Thx for any feedback

Walky

HIS 9800 Pro
GPU: R350
RAM: HY5DU283222 AF-28
OS: XP Pro SP1a


----------



## walky (Aug 19, 2004)

Ooops, I know (unfortunately) where this comes from: at 300 MHz, I stopped the test and checked the log. The test upped the memory to 353.10 MHz then started to get errors, so it back-up continuously and EVEN AT 300 MHz, there were still errors!!!

This sucks, no wonder I had "snow" when playing Doom 3 at 800*600 without any overclocking!
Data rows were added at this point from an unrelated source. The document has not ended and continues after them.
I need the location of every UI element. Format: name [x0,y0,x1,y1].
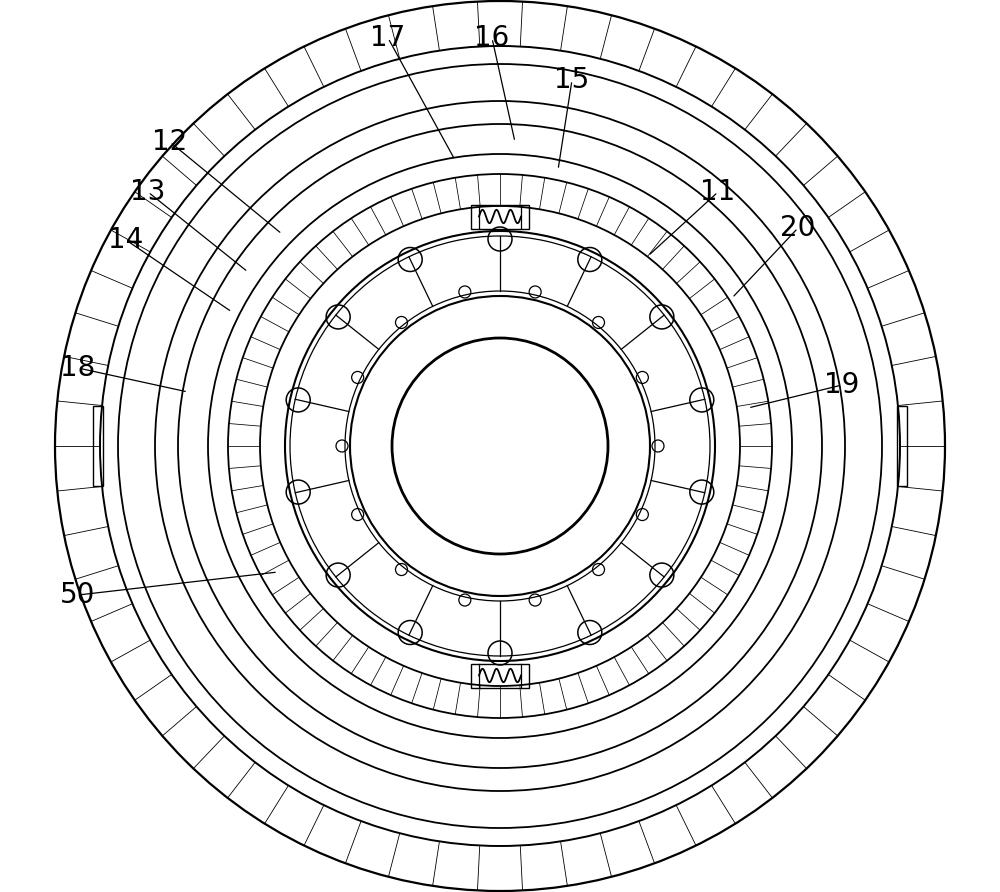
Text: 12: 12 [152,128,188,156]
Text: 18: 18 [60,354,96,382]
Bar [471,664,529,688]
Text: 14: 14 [108,226,144,254]
Text: 11: 11 [700,178,736,206]
Text: 50: 50 [60,581,96,609]
Bar [897,406,907,486]
Text: 13: 13 [130,178,166,206]
Text: 19: 19 [824,371,860,399]
Bar [93,406,103,486]
Text: 16: 16 [474,24,510,52]
Text: 20: 20 [780,214,816,242]
Text: 15: 15 [554,66,590,94]
Text: 17: 17 [370,24,406,52]
Bar [471,204,529,228]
I Guess I'll have to hassle the shop I bought it from again, I already took it back because the TV-out showed darker bars scrolling down the screen. They supposedly changed it but nothing changed. I contacted HIS directly and they had never heard of this problem before, I sent them a thread I found of someone else with the same quality problem, but no feedback for some weeks now....

Disappointed in HIS.

Walky


----------



## coolmig77 (Sep 2, 2004)

There are some cards that get all corrupt if you pass some limit, with my brother I overclocked an old little Powercolor Radeon 7000 (1 pipeline :-D) and could not get up more than 170MHz on both Core/Mem because the card went very corrupt and the only solution was to reboot and voila everything normal again thanks to heaven with no permanent damage. We was so freak scared!
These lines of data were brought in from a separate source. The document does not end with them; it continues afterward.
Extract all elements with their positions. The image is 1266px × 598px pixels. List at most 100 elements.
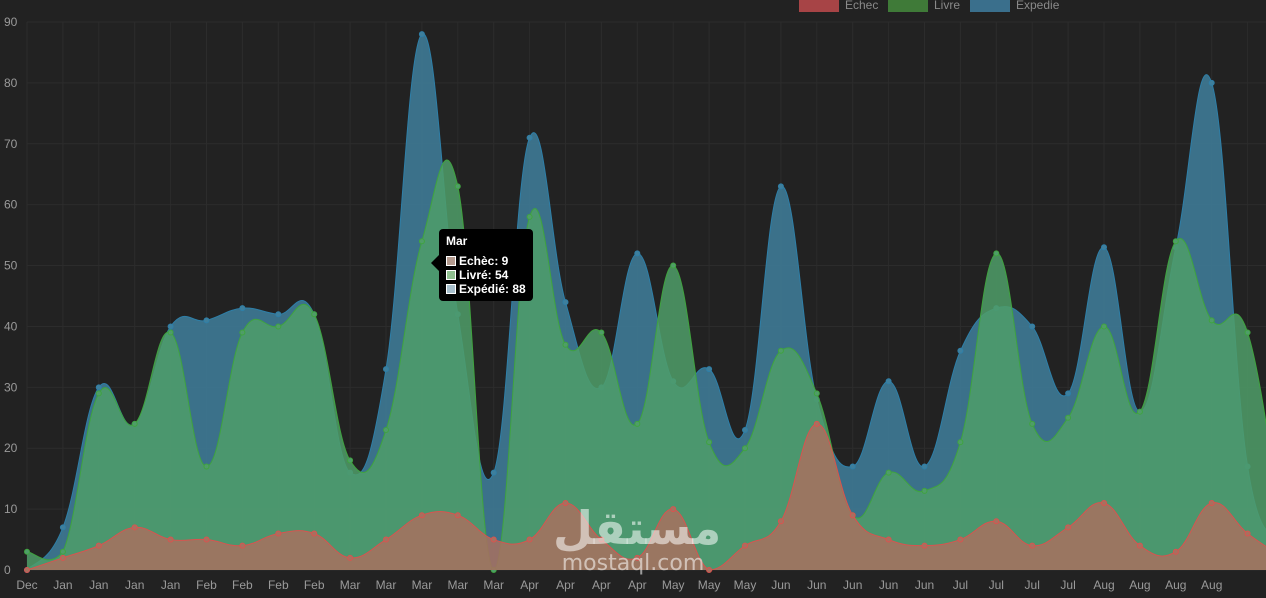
point-livre — [1244, 329, 1251, 336]
point-livre — [275, 323, 282, 330]
point-expedie — [634, 250, 641, 257]
point-echec — [239, 542, 246, 549]
x-tick-label: Jan — [161, 578, 180, 592]
point-echec — [167, 536, 174, 543]
legend-label-1: Livre — [934, 0, 960, 12]
tooltip-label-expedie: Expédié: 88 — [459, 282, 526, 296]
point-echec — [59, 554, 66, 561]
x-tick-label: Jul — [1060, 578, 1075, 592]
y-tick-label: 80 — [4, 76, 18, 90]
point-livre — [706, 439, 713, 446]
point-expedie — [562, 299, 569, 306]
point-echec — [849, 512, 856, 519]
x-tick-label: Aug — [1129, 578, 1150, 592]
legend-swatch-2 — [970, 0, 1010, 12]
point-livre — [598, 329, 605, 336]
x-tick-label: Jul — [1025, 578, 1040, 592]
tooltip: Mar Echèc: 9 Livré: 54 Expédié: 88 — [431, 229, 533, 301]
x-tick-label: Jan — [53, 578, 72, 592]
point-expedie — [1101, 244, 1107, 251]
point-expedie — [921, 463, 928, 470]
x-tick-label: Apr — [592, 578, 611, 592]
y-tick-label: 60 — [4, 198, 18, 212]
point-expedie — [742, 426, 748, 433]
point-livre — [167, 329, 174, 336]
legend-label-2: Expedie — [1016, 0, 1060, 12]
point-livre — [95, 390, 102, 397]
point-livre — [383, 426, 389, 433]
x-tick-label: Aug — [1201, 578, 1222, 592]
point-livre — [1172, 238, 1179, 245]
y-tick-label: 20 — [4, 441, 18, 455]
x-tick-label: Apr — [556, 578, 575, 592]
point-echec — [777, 518, 784, 525]
point-livre — [1101, 323, 1107, 330]
point-livre — [454, 183, 461, 190]
x-tick-label: Feb — [304, 578, 325, 592]
point-expedie — [275, 311, 282, 318]
x-tick-label: Apr — [520, 578, 539, 592]
point-echec — [598, 536, 605, 543]
point-echec — [95, 542, 102, 549]
point-livre — [1208, 317, 1215, 324]
x-tick-label: Jun — [807, 578, 826, 592]
point-expedie — [526, 134, 533, 141]
point-echec — [634, 554, 641, 561]
x-tick-label: Jul — [989, 578, 1004, 592]
tooltip-title: Mar — [446, 234, 468, 248]
point-livre — [634, 420, 641, 427]
point-expedie — [490, 469, 497, 476]
x-tick-label: May — [698, 578, 721, 592]
point-expedie — [1065, 390, 1072, 397]
point-livre — [203, 463, 210, 470]
x-tick-label: May — [662, 578, 685, 592]
point-echec — [1029, 542, 1036, 549]
point-livre — [347, 457, 354, 464]
point-livre — [418, 238, 425, 245]
point-echec — [1208, 500, 1215, 507]
x-tick-label: Jun — [843, 578, 862, 592]
tooltip-swatch-echec — [446, 256, 456, 266]
y-tick-label: 50 — [4, 259, 18, 273]
x-tick-label: Feb — [232, 578, 253, 592]
point-echec — [1136, 542, 1143, 549]
point-livre — [777, 347, 784, 354]
x-tick-label: Mar — [340, 578, 361, 592]
area-echec — [27, 423, 1266, 570]
x-tick-label: Dec — [16, 578, 37, 592]
area-livre — [27, 159, 1266, 570]
tooltip-label-livre: Livré: 54 — [459, 268, 509, 282]
point-expedie — [777, 183, 784, 190]
point-echec — [454, 512, 461, 519]
point-livre — [957, 439, 964, 446]
point-echec — [957, 536, 964, 543]
point-echec — [670, 506, 677, 513]
point-echec — [347, 554, 354, 561]
x-tick-label: Aug — [1093, 578, 1114, 592]
x-tick-label: Jun — [771, 578, 790, 592]
point-livre — [670, 262, 677, 269]
x-tick-label: Aug — [1165, 578, 1186, 592]
point-livre — [921, 487, 928, 494]
y-tick-label: 30 — [4, 380, 18, 394]
point-echec — [418, 512, 425, 519]
legend-swatch-1 — [888, 0, 928, 12]
tooltip-row-livre: Livré: 54 — [446, 268, 526, 282]
y-tick-label: 10 — [4, 502, 18, 516]
tooltip-label-echec: Echèc: 9 — [459, 254, 509, 268]
point-expedie — [203, 317, 210, 324]
point-expedie — [1208, 79, 1215, 86]
point-echec — [24, 567, 30, 573]
point-expedie — [885, 378, 892, 385]
point-livre — [885, 469, 892, 476]
point-echec — [742, 542, 748, 549]
point-livre — [1136, 408, 1143, 415]
point-echec — [1101, 500, 1107, 507]
point-livre — [526, 213, 533, 220]
x-tick-label: Feb — [268, 578, 289, 592]
point-echec — [562, 500, 569, 507]
point-expedie — [383, 366, 389, 373]
point-echec — [885, 536, 892, 543]
point-echec — [526, 536, 533, 543]
tooltip-swatch-livre — [446, 270, 456, 280]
I think that is your case, try to recognize your mem limit to not pass it and besides start to OC your core. Maybe the best OCing cards are they that doesn´t show that freaky "permanent" corrupting when close to the limits... my 9600pro is one of those that show little errors when getting to the max, like it should be. Smooth!


----------



## foreignkid (Sep 2, 2004)

coolmig77 said:
			
		

> There are some cards that get all corrupt if you pass some limit, with my brother I overclocked an old little Powercolor Radeon 7000 (1 pipeline :-D) and could not get up more than 170MHz on both Core/Mem because the card went very corrupt and the only solution was to reboot and voila everything normal again thanks to heaven with no permanent damage. We was so freak scared!
> 
> I think that is your case, try to recognize your mem limit to not pass it and besides start to OC your core. Maybe the best OCing cards are they that doesn´t show that freaky "permanent" corrupting when close to the limits... my 9600pro is one of those that show little errors when getting to the max, like it should be. Smooth!
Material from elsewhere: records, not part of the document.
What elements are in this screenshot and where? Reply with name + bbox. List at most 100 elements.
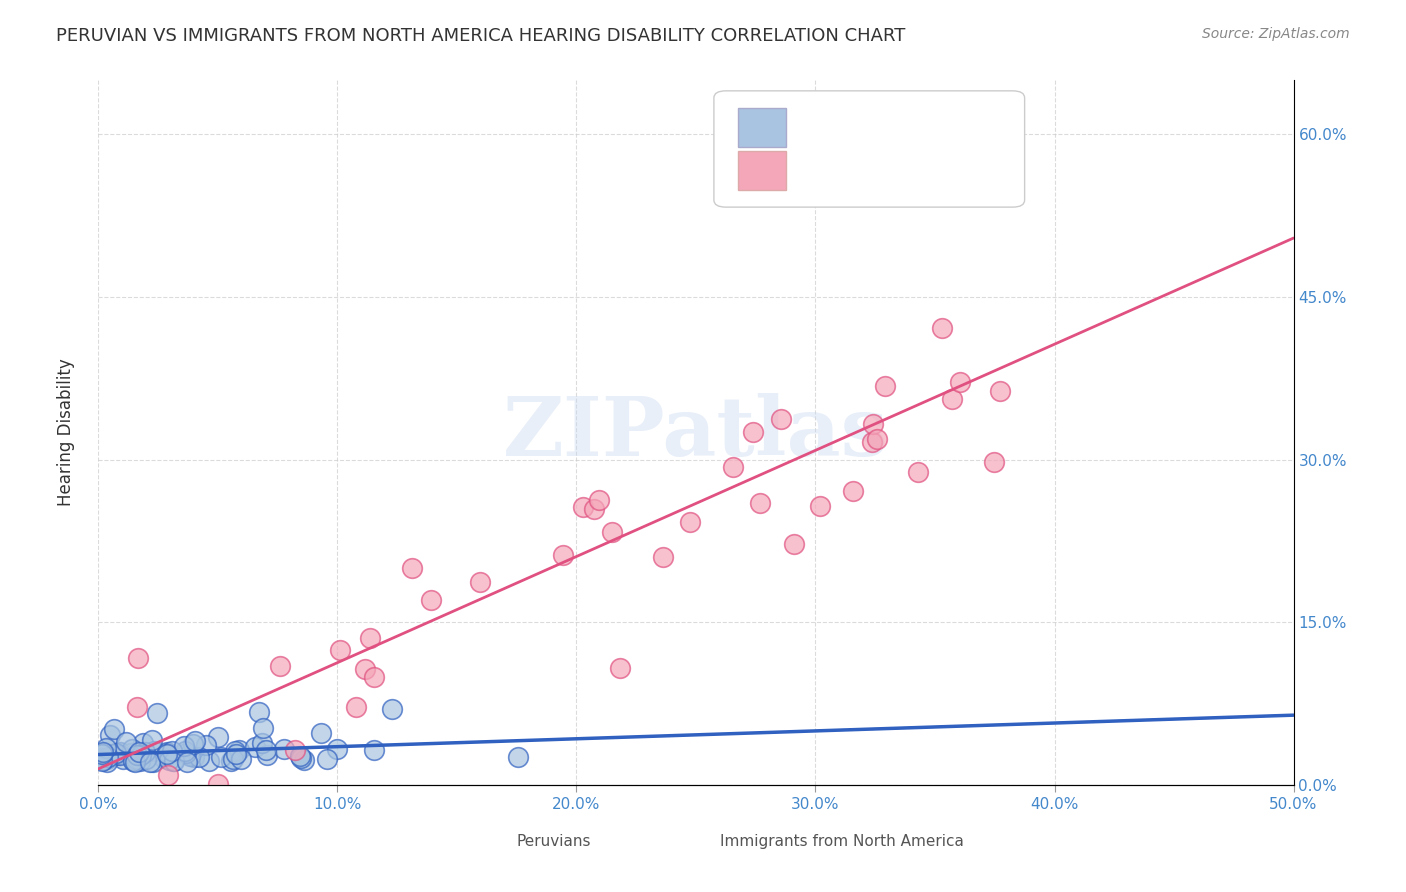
- Point: [96, 752, 118, 766]
- Point: [125, 700, 148, 714]
- Point: [173, 739, 195, 753]
- Point: [380, 702, 402, 716]
- Point: [179, 749, 201, 764]
- Point: [225, 747, 247, 761]
- Point: [122, 755, 145, 769]
- Point: [256, 747, 278, 762]
- Point: [111, 752, 134, 766]
- Point: [125, 748, 148, 763]
- Point: [153, 750, 176, 764]
- Point: [127, 651, 149, 665]
- Point: [353, 662, 375, 676]
- Point: [108, 747, 131, 762]
- Point: [156, 747, 179, 762]
- Point: [988, 384, 1011, 398]
- Point: [174, 744, 197, 758]
- Point: [183, 750, 205, 764]
- Point: [290, 750, 312, 764]
- Point: [184, 734, 207, 748]
- Point: [941, 392, 963, 406]
- Point: [866, 432, 889, 446]
- Point: [125, 752, 148, 766]
- Point: [207, 777, 229, 791]
- Point: [207, 730, 229, 744]
- Y-axis label: Hearing Disability: Hearing Disability: [56, 359, 75, 507]
- Point: [329, 643, 352, 657]
- Point: [363, 742, 385, 756]
- Point: [252, 721, 274, 735]
- Point: [120, 746, 142, 760]
- Point: [177, 747, 200, 762]
- Point: [128, 754, 150, 768]
- Point: [121, 753, 143, 767]
- Point: [134, 745, 156, 759]
- Point: [748, 496, 770, 510]
- Point: [181, 737, 204, 751]
- Point: [273, 742, 295, 756]
- Point: [770, 412, 793, 426]
- Point: [176, 755, 198, 769]
- Point: [219, 754, 242, 768]
- Point: [156, 745, 179, 759]
- Text: Peruvians: Peruvians: [517, 834, 591, 849]
- Point: [582, 501, 605, 516]
- Point: [124, 750, 146, 764]
- Point: [91, 753, 114, 767]
- Point: [679, 515, 702, 529]
- Point: [157, 768, 180, 782]
- Text: R = 0.792   N = 40: R = 0.792 N = 40: [792, 160, 962, 178]
- Point: [115, 735, 138, 749]
- Point: [924, 128, 946, 142]
- Point: [104, 746, 127, 760]
- Point: [135, 752, 157, 766]
- Point: [96, 755, 118, 769]
- Point: [139, 755, 162, 769]
- Point: [600, 525, 623, 540]
- Point: [198, 754, 221, 768]
- Point: [284, 743, 307, 757]
- Point: [419, 592, 441, 607]
- Point: [121, 742, 143, 756]
- FancyBboxPatch shape: [690, 817, 720, 845]
- Point: [90, 751, 112, 765]
- Point: [141, 733, 163, 747]
- FancyBboxPatch shape: [714, 91, 1025, 207]
- Point: [247, 705, 270, 719]
- Point: [91, 747, 114, 761]
- Point: [162, 755, 184, 769]
- Point: [209, 749, 232, 764]
- Point: [105, 747, 128, 762]
- Point: [98, 728, 121, 742]
- Point: [983, 455, 1005, 469]
- Point: [344, 700, 367, 714]
- Point: [741, 425, 763, 439]
- Point: [873, 378, 896, 392]
- FancyBboxPatch shape: [738, 151, 786, 189]
- Point: [142, 755, 165, 769]
- Point: [468, 574, 491, 589]
- Text: R = 0.305   N = 82: R = 0.305 N = 82: [792, 117, 962, 135]
- Point: [721, 460, 744, 475]
- Point: [508, 750, 530, 764]
- Point: [949, 375, 972, 389]
- Point: [652, 549, 675, 564]
- Point: [91, 754, 114, 768]
- Text: Source: ZipAtlas.com: Source: ZipAtlas.com: [1202, 27, 1350, 41]
- Text: ZIPatlas: ZIPatlas: [503, 392, 889, 473]
- Text: PERUVIAN VS IMMIGRANTS FROM NORTH AMERICA HEARING DISABILITY CORRELATION CHART: PERUVIAN VS IMMIGRANTS FROM NORTH AMERIC…: [56, 27, 905, 45]
- Point: [311, 726, 333, 740]
- Point: [931, 321, 953, 335]
- Point: [254, 743, 277, 757]
- Point: [288, 749, 311, 764]
- Point: [401, 561, 423, 575]
- Point: [157, 753, 180, 767]
- Point: [359, 632, 381, 646]
- Point: [316, 752, 339, 766]
- Point: [97, 750, 120, 764]
- Point: [124, 755, 146, 769]
- Point: [907, 465, 929, 479]
- FancyBboxPatch shape: [738, 109, 786, 147]
- Point: [588, 493, 610, 508]
- Point: [101, 747, 124, 762]
- Point: [229, 752, 252, 766]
Used to use atitool 0.18 on my radeon 7k. On some cards it is necessary to slow down the clock increases. Default clock increase is at 3 seconds i think, and I had problems with corruption a lot once atitool took my mem up past its limit and back down. It really helps corruption if you set the time between increases to 6-10 seconds, even though it slows down your find max.


----------